É certo que Fouché, na França revolucionária, referindo-se à ordem de Bonaparte para a execução do Duque d’Enghien, com sua proverbial e cínica acidez, lançou a crítica mordaz: -“Foi mais que um crime; foi um erro”. Todavia, esse inversivo processo de avaliação ética
não merece fazer escola, porquanto herético quando posto em confronto com os superiores princípios que devem nortear a trajetória humana e a interação em sociedade. Nem se pode passar ao largo das singulares idiossincrasias de quem externou a avaliação. Aliás, a História não o perdoou. Anos depois, Chateaubriand, vendo Fouché e Talleyrand de braços dados, caminhando juntos, cravou fundo, com sua estilística aguda: -“Le vice appuyé sur le bras du crime, M. de Talleyrand marchant soutenu par M. Fouché”. A despeito da admiração que Balzac nutria por Fouché; apesar dos dois alentados volumes que Madelin escreveu sobre sua vida e que lhe renderam título acadêmico na Sorbonne , indubitável é que o julgamento histórico não o favorece. Basta ler, sobre sua vida de homem de Estado, o que escreveu Stefan Zweig.

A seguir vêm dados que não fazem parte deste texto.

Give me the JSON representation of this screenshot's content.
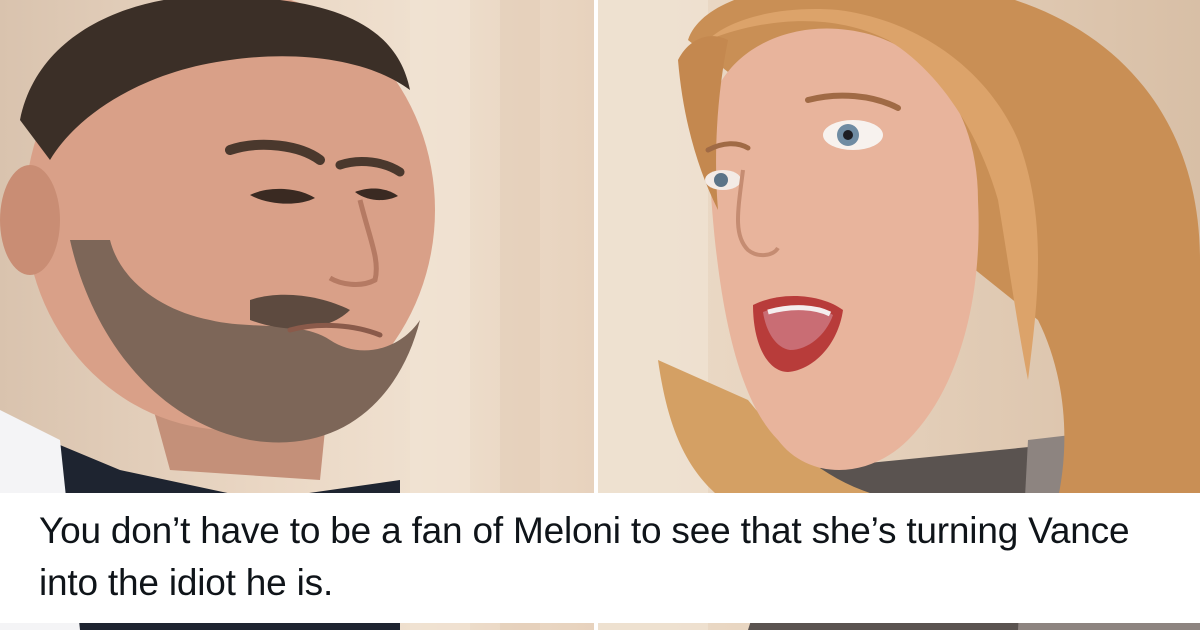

Se a História se repete -e a respeito não se controverte- assim como não houve compassividade para Fouché e incontáveis outros homens comprometidos com funções de Estado, que ninguém duvide, não haverá também para os adeptos do eufemismo em moda, que embuçam indecorosas práticas criminosas sob as vestes léxicas do erro. Erro é erro. Crime é crime. E o povo não os desculpará. Seus apelos, reivindicando que as massas anônimas os escusem, soarão , lembrando João Batista, como vozes que clamam no deserto.